O movimento dos professores foi desencadeado em parte pelo aparente suicídio de uma jovem professora, em Julho, numa escola primária em Seul, depois de ter expressado preocupação aos seus colegas sobre ser assediada pelos pais. A sua morte, que as autoridades policiais disseram estar a ser investigada como suicídio, chocou o público, incluindo as legiões de professores que desde então têm realizado vigílias e comícios todos os fins de semana para exigir melhores protecções para os educadores.
O Ministério da Educação disse que apoiava as mudanças exigidas pelos professores – mas alertou que eles e os seus directores poderiam ser punidos por protestarem porque a acção colectiva é ilegal para funcionários públicos.

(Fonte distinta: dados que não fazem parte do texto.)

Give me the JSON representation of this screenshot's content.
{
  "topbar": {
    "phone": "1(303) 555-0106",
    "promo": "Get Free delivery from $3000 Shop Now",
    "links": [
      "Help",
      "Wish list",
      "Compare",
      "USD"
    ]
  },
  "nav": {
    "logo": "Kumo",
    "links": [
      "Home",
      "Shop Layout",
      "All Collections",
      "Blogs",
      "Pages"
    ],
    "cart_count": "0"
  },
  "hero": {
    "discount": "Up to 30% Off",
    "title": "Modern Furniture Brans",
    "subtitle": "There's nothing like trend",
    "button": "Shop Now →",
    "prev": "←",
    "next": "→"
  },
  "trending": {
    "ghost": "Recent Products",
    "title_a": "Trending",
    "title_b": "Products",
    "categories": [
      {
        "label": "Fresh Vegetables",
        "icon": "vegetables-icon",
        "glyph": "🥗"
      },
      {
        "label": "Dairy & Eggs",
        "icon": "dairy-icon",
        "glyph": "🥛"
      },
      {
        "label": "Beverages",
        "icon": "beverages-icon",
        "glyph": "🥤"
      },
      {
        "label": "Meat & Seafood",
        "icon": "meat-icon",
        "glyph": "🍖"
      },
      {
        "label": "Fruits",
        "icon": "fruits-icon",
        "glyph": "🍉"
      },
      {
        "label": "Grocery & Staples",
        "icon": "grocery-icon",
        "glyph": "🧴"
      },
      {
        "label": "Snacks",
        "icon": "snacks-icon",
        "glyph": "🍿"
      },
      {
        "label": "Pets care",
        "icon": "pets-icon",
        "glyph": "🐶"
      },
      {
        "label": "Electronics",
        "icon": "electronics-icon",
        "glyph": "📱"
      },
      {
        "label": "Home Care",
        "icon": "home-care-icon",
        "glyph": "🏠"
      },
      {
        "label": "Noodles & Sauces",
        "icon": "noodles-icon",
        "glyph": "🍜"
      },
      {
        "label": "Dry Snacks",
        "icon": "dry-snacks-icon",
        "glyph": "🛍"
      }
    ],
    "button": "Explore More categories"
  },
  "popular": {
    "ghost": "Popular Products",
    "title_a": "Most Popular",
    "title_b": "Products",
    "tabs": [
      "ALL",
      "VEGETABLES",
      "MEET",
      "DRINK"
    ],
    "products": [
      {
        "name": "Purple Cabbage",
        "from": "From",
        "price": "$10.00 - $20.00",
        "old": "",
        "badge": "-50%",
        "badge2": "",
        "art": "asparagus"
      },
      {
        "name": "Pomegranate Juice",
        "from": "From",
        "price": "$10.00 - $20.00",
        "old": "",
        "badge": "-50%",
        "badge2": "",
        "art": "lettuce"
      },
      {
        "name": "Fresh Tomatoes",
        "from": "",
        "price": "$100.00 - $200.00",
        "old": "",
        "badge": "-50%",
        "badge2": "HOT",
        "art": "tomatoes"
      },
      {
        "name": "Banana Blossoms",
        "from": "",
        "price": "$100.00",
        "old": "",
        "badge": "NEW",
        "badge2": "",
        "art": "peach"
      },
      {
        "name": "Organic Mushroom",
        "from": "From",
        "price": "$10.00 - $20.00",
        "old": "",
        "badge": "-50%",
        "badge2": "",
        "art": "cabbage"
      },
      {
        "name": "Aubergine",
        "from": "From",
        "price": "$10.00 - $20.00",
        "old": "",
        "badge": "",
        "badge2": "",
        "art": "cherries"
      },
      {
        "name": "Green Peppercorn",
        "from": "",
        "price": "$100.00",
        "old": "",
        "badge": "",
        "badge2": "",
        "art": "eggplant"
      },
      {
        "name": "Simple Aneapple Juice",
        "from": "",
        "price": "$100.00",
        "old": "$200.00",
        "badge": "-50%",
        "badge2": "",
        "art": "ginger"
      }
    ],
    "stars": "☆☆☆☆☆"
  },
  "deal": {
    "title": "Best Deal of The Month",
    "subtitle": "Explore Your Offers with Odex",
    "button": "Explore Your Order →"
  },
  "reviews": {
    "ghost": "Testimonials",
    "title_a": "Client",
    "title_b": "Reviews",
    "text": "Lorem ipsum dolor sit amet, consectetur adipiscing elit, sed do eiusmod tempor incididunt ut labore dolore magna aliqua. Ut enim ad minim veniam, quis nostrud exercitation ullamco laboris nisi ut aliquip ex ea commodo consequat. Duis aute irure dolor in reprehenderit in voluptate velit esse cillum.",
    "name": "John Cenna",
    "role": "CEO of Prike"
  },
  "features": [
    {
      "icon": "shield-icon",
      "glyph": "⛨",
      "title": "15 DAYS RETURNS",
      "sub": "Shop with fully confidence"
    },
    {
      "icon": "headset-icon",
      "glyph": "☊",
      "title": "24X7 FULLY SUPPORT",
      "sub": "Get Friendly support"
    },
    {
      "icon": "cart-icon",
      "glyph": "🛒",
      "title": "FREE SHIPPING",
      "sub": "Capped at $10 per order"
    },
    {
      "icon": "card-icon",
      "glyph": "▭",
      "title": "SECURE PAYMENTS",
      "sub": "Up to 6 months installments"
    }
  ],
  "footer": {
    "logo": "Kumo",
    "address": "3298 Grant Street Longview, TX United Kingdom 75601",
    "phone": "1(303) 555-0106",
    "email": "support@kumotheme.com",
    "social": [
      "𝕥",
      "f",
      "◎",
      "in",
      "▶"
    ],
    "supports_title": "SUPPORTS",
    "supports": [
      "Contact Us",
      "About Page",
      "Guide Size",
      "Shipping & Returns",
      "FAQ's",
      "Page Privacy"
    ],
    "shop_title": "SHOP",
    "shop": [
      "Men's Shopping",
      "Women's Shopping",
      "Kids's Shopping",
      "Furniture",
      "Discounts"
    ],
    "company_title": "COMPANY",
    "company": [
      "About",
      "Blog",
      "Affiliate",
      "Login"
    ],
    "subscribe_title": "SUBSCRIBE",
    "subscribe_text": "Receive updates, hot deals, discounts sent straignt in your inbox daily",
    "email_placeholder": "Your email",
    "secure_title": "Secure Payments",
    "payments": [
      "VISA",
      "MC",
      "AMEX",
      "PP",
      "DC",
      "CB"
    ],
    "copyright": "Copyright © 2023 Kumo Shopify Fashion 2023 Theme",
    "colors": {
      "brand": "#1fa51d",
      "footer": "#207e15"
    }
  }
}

Os professores presentes nos comícios de segunda-feira usaram legalmente licenças médicas ou dias de férias, disse Jang Dae-jin, porta-voz de um dos sindicatos de professores do país.
As manifestações dos últimos meses foram lideradas por um grupo popular de professores que é independente dos sindicatos e que não tem poder para autorizar tais manifestações, disse Jang.
Representantes de associações de pais na Coreia do Sul disseram que simpatizavam com as dificuldades que os professores enfrentavam nos seus ambientes de trabalho, mas argumentaram que algumas das suas exigências eram impraticáveis e que os pais estavam a ser culpados.
“É lamentável que grande parte da raiva seja dirigida aos pais”, disse Lee Yoon-kyoung, presidente de uma das associações nacionais de pais do país. “Eles deveriam ser direcionados ao governo ou ao ministério.”
Cerca de 100 professores de escolas públicas morreram por suicídio entre 2018 e junho deste ano, sendo 57 deles lecionando em escolas primárias, segundo dados do Ministério da Educação divulgados em julho.
Pelo menos três professores do ensino fundamental sul-coreanos morreram por suicídio nos últimos três anos, após sofrerem pressão de estudantes e de seus pais, disseram os organizadores do protesto, incluindo dois professores que lecionou na mesma escola no norte de Seul e que morreu em um período de seis meses em 2021.
O número de professores que abandonaram ou se reformaram das escolas públicas atingiu um recorde de mais de 12 mil no ano passado, um aumento de 43 por cento em relação a seis anos atrás e um salto de 12 por cento em relação ao ano passado, de acordo com dados do Ministério da Educação.
O Ministério da Educação implementou proteções na sexta-feira passada para evitar que os professores fossem assediados, incluindo a exigência de que os pais marcassem consultas para falar com os professores; não exigir mais que os professores respondam às chamadas dos pais através dos seus telefones pessoais; e aumentando as penalidades por mau comportamento dos alunos.
“Tem havido um aumento de alegações indiscriminadas de abuso infantil contra professores, à medida que o foco se desloca demasiado para os direitos dos alunos, enquanto os dos professores não são respeitados”, afirmou o ministério num comunicado.
Muitos professores disseram que essas medidas fizeram pouca diferença. O ministério disse que continuava a trabalhar em mudanças na educação, incluindo alterações à Lei do Bem-Estar Infantil, mas não ofereceu nenhum prazo.